Après avoir envoyé 15 personnes aux États-Unis sans mission claire lors de l’Assemblée générale de l’ONU, elle récidive en mobilisant des députés pour la COP30 au Brésil, sans justification technique apparente. Ces pratiques soulèvent des interrogations sur la gestion des fonds publics et l’éthique administrative.

À quelques jours de la COP30 prévue à Belém, au Brésil, la ministre congolaise de l’Environnement, du Développement durable et de la Nouvelle Économie du Climat, Marie Nyange Ndambo, fait l’objet d’une double polémique.

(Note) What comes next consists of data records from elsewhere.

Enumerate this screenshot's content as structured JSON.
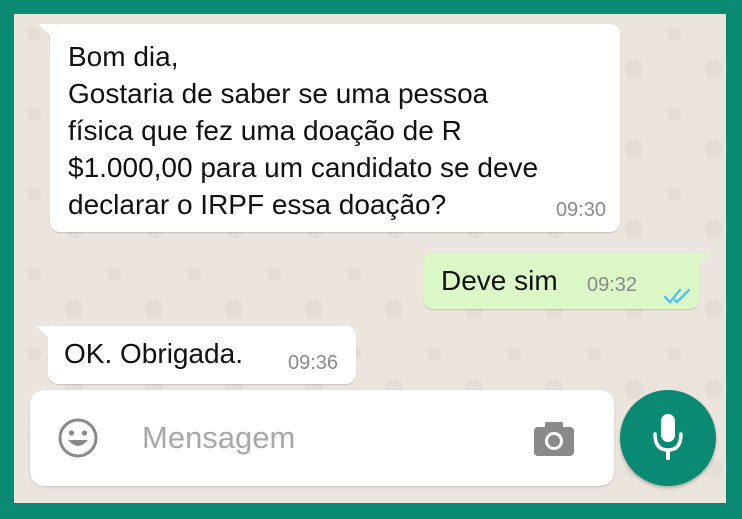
{
  "conversation": {
    "messages": [
      {
        "direction": "incoming",
        "text": "Bom dia,\nGostaria de saber se uma pessoa\nfísica que fez uma doação de R\n$1.000,00 para um candidato se deve\ndeclarar o IRPF essa doação?",
        "time": "09:30"
      },
      {
        "direction": "outgoing",
        "text": "Deve sim",
        "time": "09:32",
        "status_icon": "double-check-read-icon"
      },
      {
        "direction": "incoming",
        "text": "OK. Obrigada.",
        "time": "09:36"
      }
    ]
  },
  "composer": {
    "placeholder": "Mensagem",
    "emoji_icon": "emoji-icon",
    "camera_icon": "camera-icon",
    "mic_icon": "microphone-icon"
  },
  "colors": {
    "frame": "#0b8a73",
    "background": "#ece5dd",
    "incoming_bubble": "#ffffff",
    "outgoing_bubble": "#dcf8c6",
    "read_ticks": "#4fc3f7",
    "mic_button": "#0b8a73"
  }
}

Deux ordres de mission, deux contextes diplomatiques majeurs, et une même constante: l’absence de justification fonctionnelle pour les personnes envoyées à l’étranger aux frais de l’État.

Une délégation fantôme à New York

En septembre dernier, à l’occasion de la 78e Assemblée générale des Nations unies à New York, la ministre a signé un ordre de mission collectif pour 15 personnes. Problème: aucun des membres de cette délégation, y compris la ministre elle-même, n’a pris part aux travaux officiels de l’Assemblée. Aucun discours, aucune participation à un panel, aucune réunion bilatérale documentée.

Cette mission, dont les frais de séjour et de transport ont été entièrement pris en charge par le Trésor public, est aujourd’hui perçue comme un voyage de complaisance, sans impact diplomatique ni environnemental.

COP30: des élus en mission, les techniciens à l’écart

Alors que la RDC est directement concernée par les enjeux de la COP30 — en tant que pays forestier stratégique dans la lutte contre le changement climatique — la ministre a surpris en envoyant cinq députés nationaux en mission officielle au Brésil, du 9 au 23 novembre.

L’ordre de mission, qui circule sur les réseaux sociaux, ne précise ni les rôles de ces élus, ni les objectifs de leur présence à cette conférence technique. Pendant ce temps, les experts du ministère, les négociateurs climatiques et les techniciens de terrain sont laissés pour compte, sans moyens pour représenter valablement la RDC dans les discussions cruciales sur les financements climatiques et la préservation des forêts.

Ces pratiques soulèvent des questions graves:

– Pourquoi mobiliser des fonds publics pour des missions sans impact mesurable?

– Pourquoi écarter les compétences techniques au profit de figures politiques?

– Quel est le bilan réel de la ministre depuis sa prise de fonction?

Dans un contexte où la RDC peine à financer ses priorités environnementales, ces dépenses sont perçues comme un gaspillage injustifiable, voire une instrumentalisation des institutions à des fins personnelles ou politiques.

Une ministre en perte de crédibilité

Marie Nyange, censée incarner la diplomatie climatique congolaise, semble confondre visibilité et efficacité. En multipliant les missions sans contenu, elle affaiblit la position de la RDC sur la scène internationale et compromet la crédibilité de son ministère.